VANDENBERG AIR FORCE BASE, CALIF.—Air Force Global Strike Command’s No. 2 officer said his organization is comfortable with how the next-generation land-based nuclear missile program is progressing despite having only one company involved in the design competition.
“What we have seen so far is going in an incredible direction, regardless of if we had multiple competitors or not,” Lt. Gen. Anthony Cotton, AFGSC’s deputy commander and the Air Force’s senior missileer, told reporters Feb. 3. “We’re not seeing any concern to think that the vendor will try to do something that is out of faith for us. We’re really comfortable in the … type of technologies that we’ve seen, the digital engineering that’s being done, the reviews that are being done by the [system program office], and looking at the requirements and looking at what the contractor is going to provide us.”
Last year, Boeing announced it would pull out of the Ground-Based Strategic Deterrent development effort, leaving Northrop Grumman as the sole option for providing one-third of America’s nuclear triad. Lawmakers and others have expressed concern that move would drive up the cost in the multi-billion-dollar program, but the Air Force has carried on without making the changes Boeing wanted as a condition of its staying in the competition.
If having one contractor is causing problems, Cotton said, “You would have heard about it by now.”

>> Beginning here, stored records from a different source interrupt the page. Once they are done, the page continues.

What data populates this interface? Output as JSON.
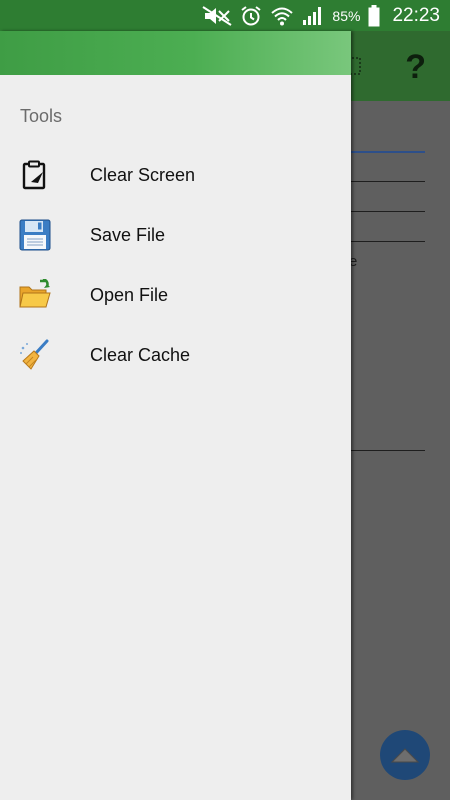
{
  "status_bar": {
    "battery_percent": "85%",
    "time": "22:23",
    "icons": [
      "mute-icon",
      "alarm-icon",
      "wifi-icon",
      "signal-icon",
      "battery-icon"
    ]
  },
  "background_app": {
    "help_glyph": "?",
    "partial_letter": "e"
  },
  "drawer": {
    "section_title": "Tools",
    "items": [
      {
        "label": "Clear Screen",
        "icon": "clipboard-icon"
      },
      {
        "label": "Save File",
        "icon": "floppy-disk-icon"
      },
      {
        "label": "Open File",
        "icon": "open-folder-icon"
      },
      {
        "label": "Clear Cache",
        "icon": "broom-icon"
      }
    ]
  },
  "colors": {
    "status_bar": "#2e7d32",
    "drawer_header": "#4cae52",
    "drawer_bg": "#eeeeee",
    "fab": "#1f4877"
  }
}
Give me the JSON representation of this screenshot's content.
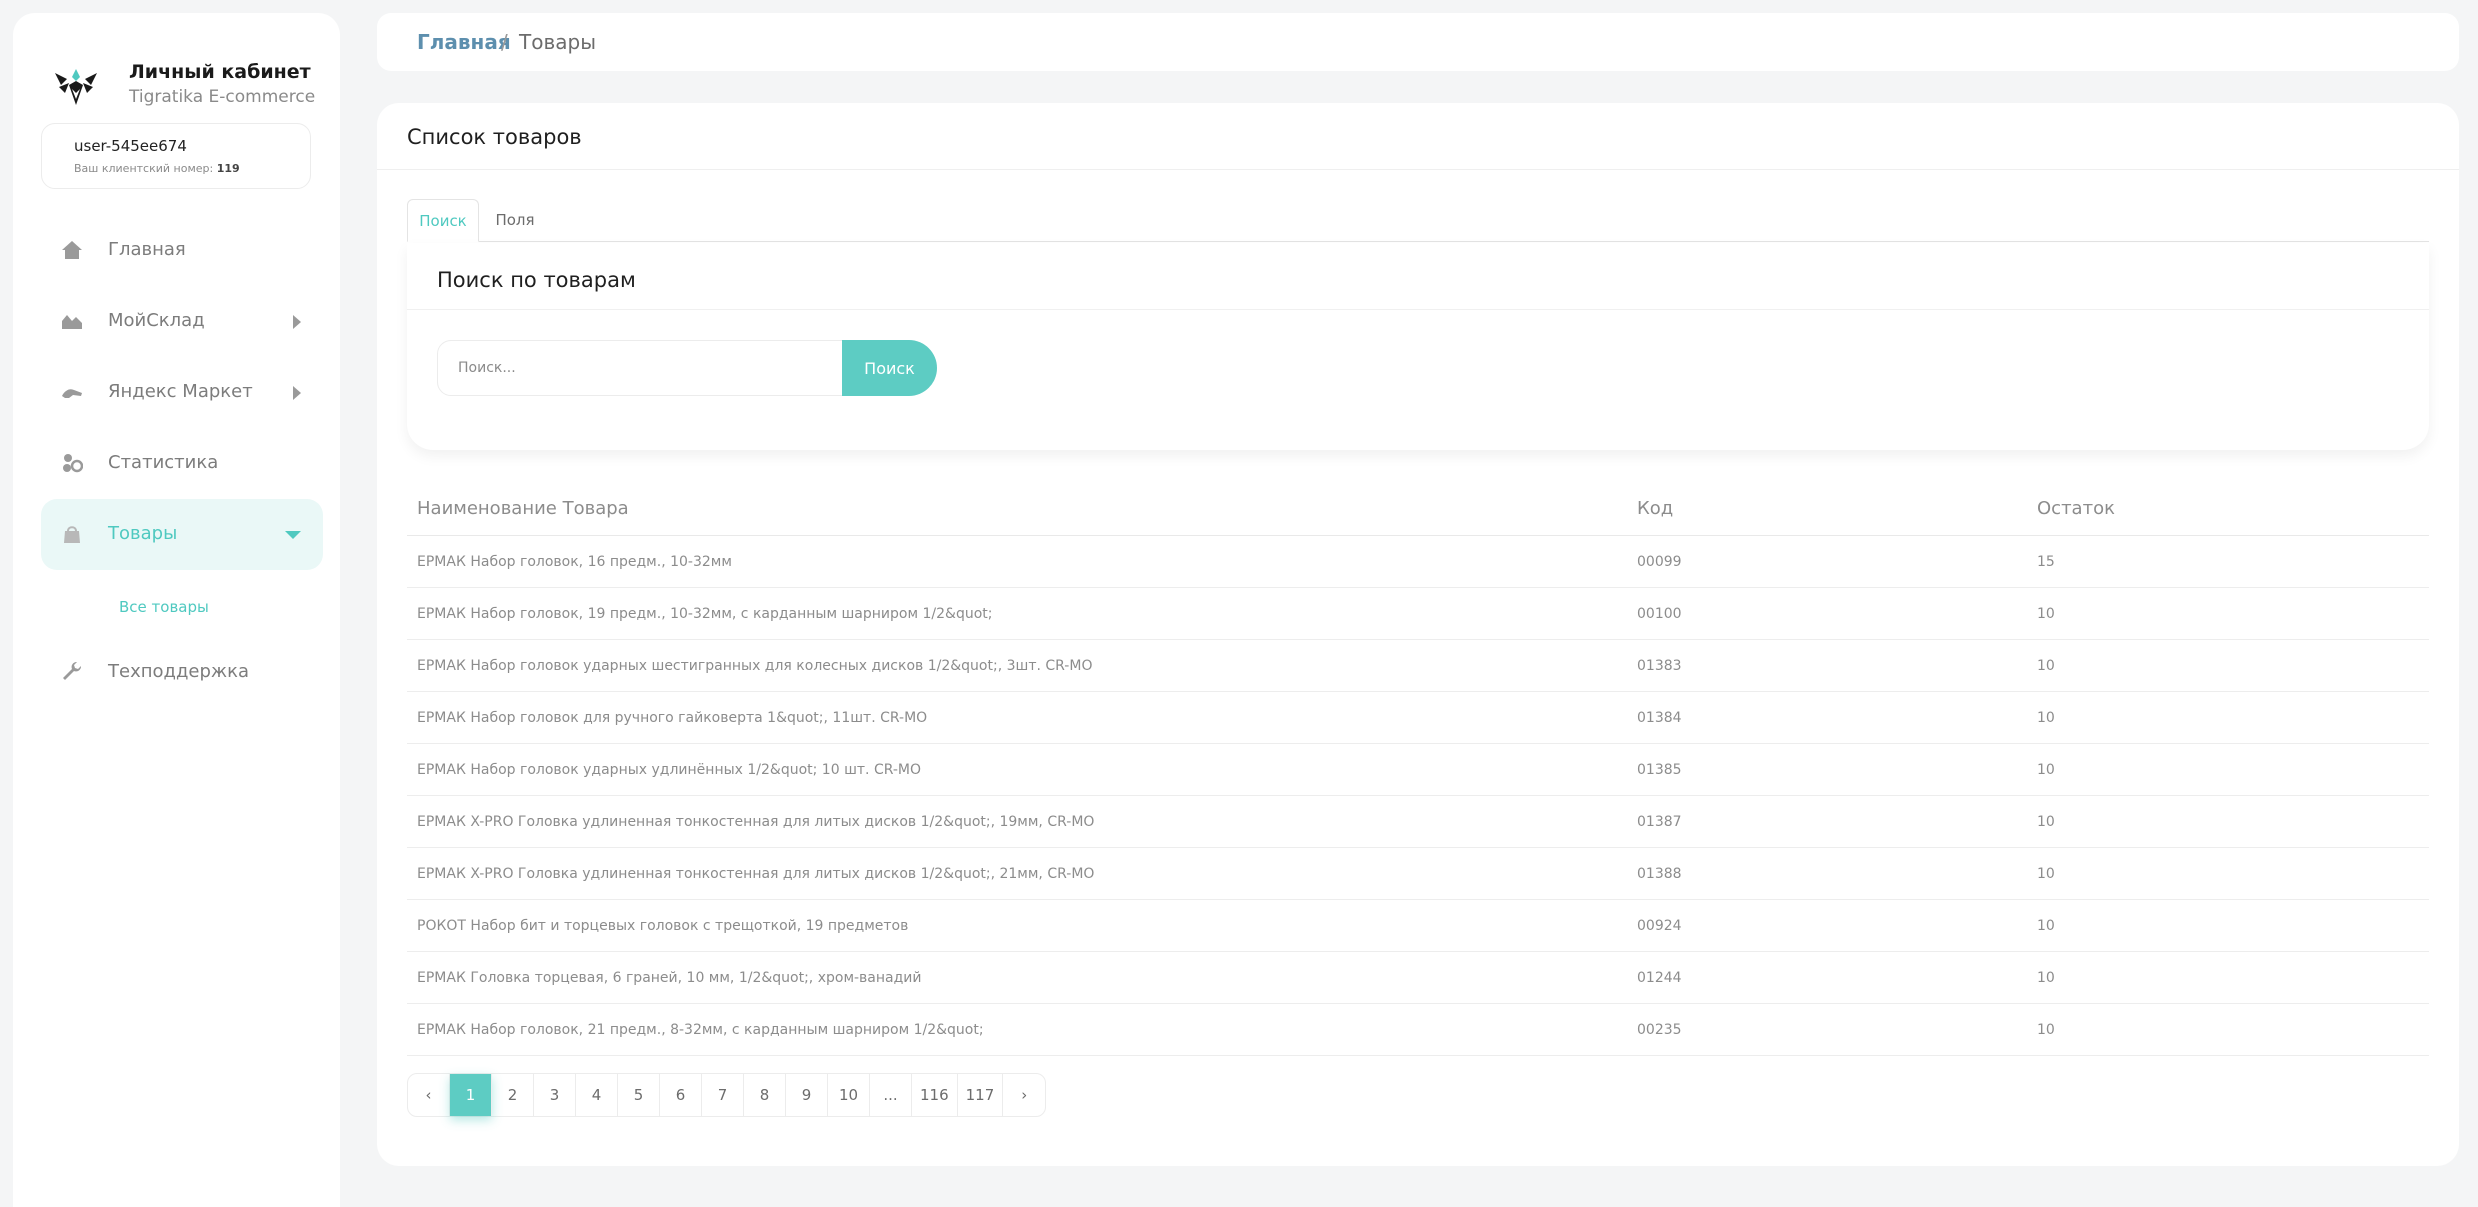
{
  "brand": {
    "title": "Личный кабинет",
    "subtitle": "Tigratika E-commerce"
  },
  "user": {
    "name": "user-545ee674",
    "client_label": "Ваш клиентский номер:",
    "client_number": "119"
  },
  "sidebar": {
    "items": [
      {
        "label": "Главная",
        "icon": "home-icon"
      },
      {
        "label": "МойСклад",
        "icon": "warehouse-icon"
      },
      {
        "label": "Яндекс Маркет",
        "icon": "market-icon"
      },
      {
        "label": "Статистика",
        "icon": "statistics-icon"
      },
      {
        "label": "Товары",
        "icon": "bag-icon"
      },
      {
        "label": "Техподдержка",
        "icon": "wrench-icon"
      }
    ],
    "sub_item": "Все товары"
  },
  "breadcrumb": {
    "home": "Главная",
    "separator": "/",
    "current": "Товары"
  },
  "card": {
    "title": "Список товаров"
  },
  "tabs": [
    "Поиск",
    "Поля"
  ],
  "search": {
    "title": "Поиск по товарам",
    "placeholder": "Поиск...",
    "button": "Поиск"
  },
  "table": {
    "headers": [
      "Наименование Товара",
      "Код",
      "Остаток"
    ],
    "rows": [
      [
        "ЕРМАК Набор головок, 16 предм., 10-32мм",
        "00099",
        "15"
      ],
      [
        "ЕРМАК Набор головок, 19 предм., 10-32мм, с карданным шарниром 1/2&quot;",
        "00100",
        "10"
      ],
      [
        "ЕРМАК Набор головок ударных шестигранных для колесных дисков 1/2&quot;, 3шт. CR-MO",
        "01383",
        "10"
      ],
      [
        "ЕРМАК Набор головок для ручного гайковерта 1&quot;, 11шт. CR-MO",
        "01384",
        "10"
      ],
      [
        "ЕРМАК Набор головок ударных удлинённых 1/2&quot; 10 шт. CR-MO",
        "01385",
        "10"
      ],
      [
        "ЕРМАК X-PRO Головка удлиненная тонкостенная для литых дисков 1/2&quot;, 19мм, CR-MO",
        "01387",
        "10"
      ],
      [
        "ЕРМАК X-PRO Головка удлиненная тонкостенная для литых дисков 1/2&quot;, 21мм, CR-MO",
        "01388",
        "10"
      ],
      [
        "РОКОТ Набор бит и торцевых головок с трещоткой, 19 предметов",
        "00924",
        "10"
      ],
      [
        "ЕРМАК Головка торцевая, 6 граней, 10 мм, 1/2&quot;, хром-ванадий",
        "01244",
        "10"
      ],
      [
        "ЕРМАК Набор головок, 21 предм., 8-32мм, с карданным шарниром 1/2&quot;",
        "00235",
        "10"
      ]
    ]
  },
  "pagination": {
    "prev": "‹",
    "next": "›",
    "pages": [
      "1",
      "2",
      "3",
      "4",
      "5",
      "6",
      "7",
      "8",
      "9",
      "10",
      "...",
      "116",
      "117"
    ],
    "current": "1"
  },
  "colors": {
    "accent": "#5dccc3",
    "breadcrumb_link": "#5d8fae",
    "background": "#f4f5f6"
  }
}
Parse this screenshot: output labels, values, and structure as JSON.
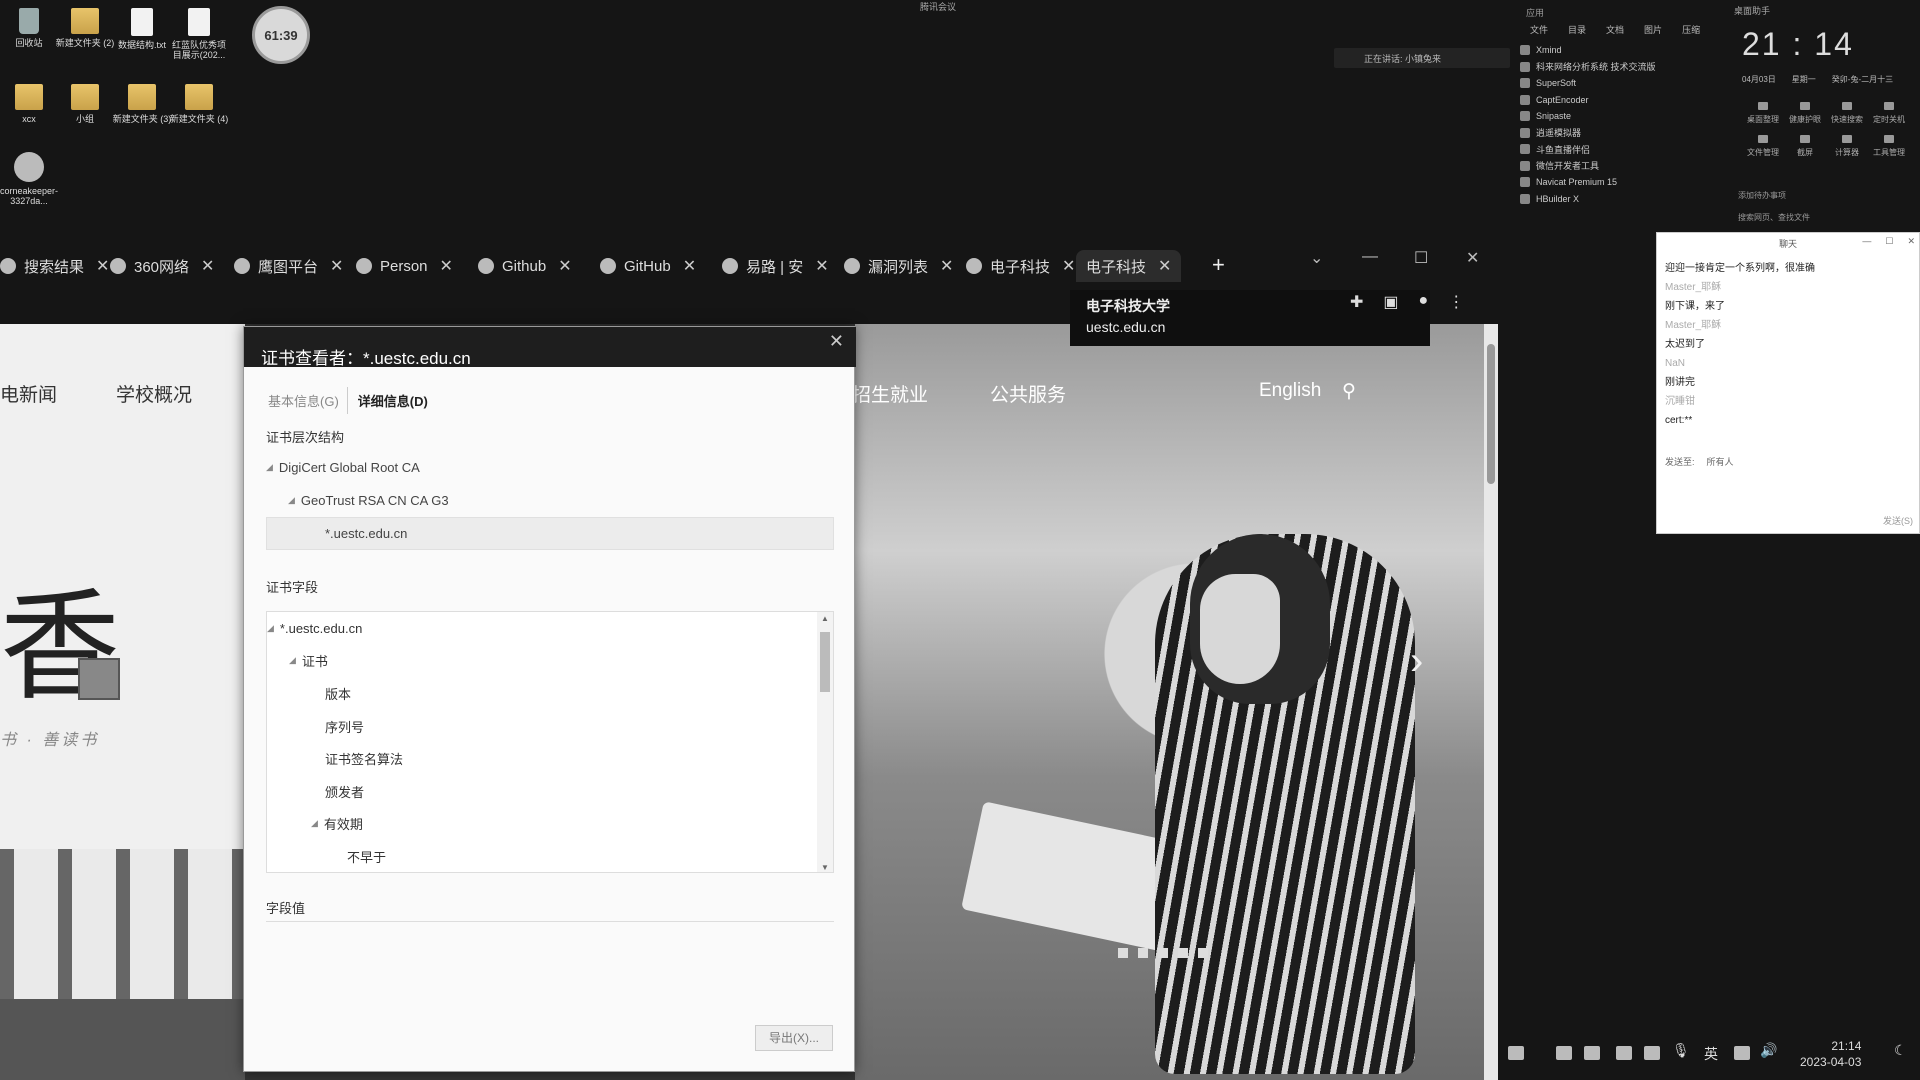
{
  "desktop": {
    "icons": [
      {
        "label": "回收站"
      },
      {
        "label": "新建文件夹 (2)"
      },
      {
        "label": "数据结构.txt"
      },
      {
        "label": "红蓝队优秀项目展示(202..."
      },
      {
        "label": "xcx"
      },
      {
        "label": "小组"
      },
      {
        "label": "新建文件夹 (3)"
      },
      {
        "label": "新建文件夹 (4)"
      },
      {
        "label": "corneakeeper-3327da..."
      }
    ],
    "timer": "61:39",
    "meeting_status": "腾讯会议",
    "speaking": "正在讲话: 小镇兔来"
  },
  "apps_panel": {
    "header": "应用",
    "tabs": [
      "文件",
      "目录",
      "文档",
      "图片",
      "压缩"
    ],
    "items": [
      "Xmind",
      "科来网络分析系统 技术交流版",
      "SuperSoft",
      "CaptEncoder",
      "Snipaste",
      "逍遥模拟器",
      "斗鱼直播伴侣",
      "微信开发者工具",
      "Navicat Premium 15",
      "HBuilder X"
    ]
  },
  "clock_panel": {
    "title": "桌面助手",
    "time": "21 : 14",
    "date": "04月03日",
    "weekday": "星期一",
    "lunar": "癸卯-兔-二月十三",
    "tools": [
      "桌面整理",
      "健康护眼",
      "快速搜索",
      "定时关机",
      "文件管理",
      "截屏",
      "计算器",
      "工具管理"
    ],
    "todo": "添加待办事项",
    "search": "搜索网页、查找文件"
  },
  "browser": {
    "tabs": [
      {
        "label": "搜索结果"
      },
      {
        "label": "360网络"
      },
      {
        "label": "鹰图平台"
      },
      {
        "label": "Person"
      },
      {
        "label": "Github"
      },
      {
        "label": "GitHub"
      },
      {
        "label": "易路 | 安"
      },
      {
        "label": "漏洞列表"
      },
      {
        "label": "电子科技"
      },
      {
        "label": "电子科技"
      }
    ],
    "tooltip_title": "电子科技大学",
    "tooltip_url": "uestc.edu.cn"
  },
  "page": {
    "nav": [
      "电新闻",
      "学校概况",
      "招生就业",
      "公共服务",
      "English"
    ],
    "big_char": "香",
    "motto": "书 · 善读书"
  },
  "cert_dialog": {
    "title": "证书查看者：*.uestc.edu.cn",
    "tabs": [
      "基本信息(G)",
      "详细信息(D)"
    ],
    "hierarchy_label": "证书层次结构",
    "hierarchy": [
      "DigiCert Global Root CA",
      "GeoTrust RSA CN CA G3",
      "*.uestc.edu.cn"
    ],
    "fields_label": "证书字段",
    "fields": [
      "*.uestc.edu.cn",
      "证书",
      "版本",
      "序列号",
      "证书签名算法",
      "颁发者",
      "有效期",
      "不早于"
    ],
    "value_label": "字段值",
    "export": "导出(X)..."
  },
  "chat": {
    "title": "聊天",
    "lines": [
      {
        "text": "迎迎一接肯定一个系列啊，很准确",
        "who": false
      },
      {
        "text": "Master_耶稣",
        "who": true
      },
      {
        "text": "刚下课，来了",
        "who": false
      },
      {
        "text": "Master_耶稣",
        "who": true
      },
      {
        "text": "太迟到了",
        "who": false
      },
      {
        "text": "NaN",
        "who": true
      },
      {
        "text": "刚讲完",
        "who": false
      },
      {
        "text": "沉睡钳",
        "who": true
      },
      {
        "text": "cert:**",
        "who": false
      }
    ],
    "send_to": "发送至:",
    "recipients": "所有人",
    "send": "发送(S)"
  },
  "taskbar": {
    "ime": "英",
    "time": "21:14",
    "date": "2023-04-03"
  }
}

Officials argue certain aspects of GBSD, which weren’t in play when the Air Force bought its current inventory of Minuteman III missiles, are shaping an affordable program without competition to push cost down. The Air Force plans to own more of the technical rights to its new missiles, letting it perform certain upgrades and maintenance itself instead of relying on contractors. Three-dimensional simulation and modeling are also opening new possibilities for the team to digitally vet its designs without spending as much money on prototyping materials.
USAF plans to buy more than 600 GBSD missiles and wants them to start arriving in silos in the northern U.S. in fiscal 2029.
As the nuclear enterprise further enters the digital age, Cotton said AFGSC has to consider the possibility that algorithms might replace some Airmen. Around 10,600 people currently work for 20th Air Force, the organization that oversees America’s 400 deployed intercontinental ballistic missiles and related operations daily.
The Air Force is waiting on Northrop to decide how many people would need to run its system before reviewing manpower needs itself.
“That could be a possibility. We haven’t gone down that path yet,” he said of a smaller workforce. “How many people does it take to do a task today? And then how many people would it take to do a task tomorrow? We have to recognize that when we say there’s efficiencies, you might see efficiencies in manpower as well.”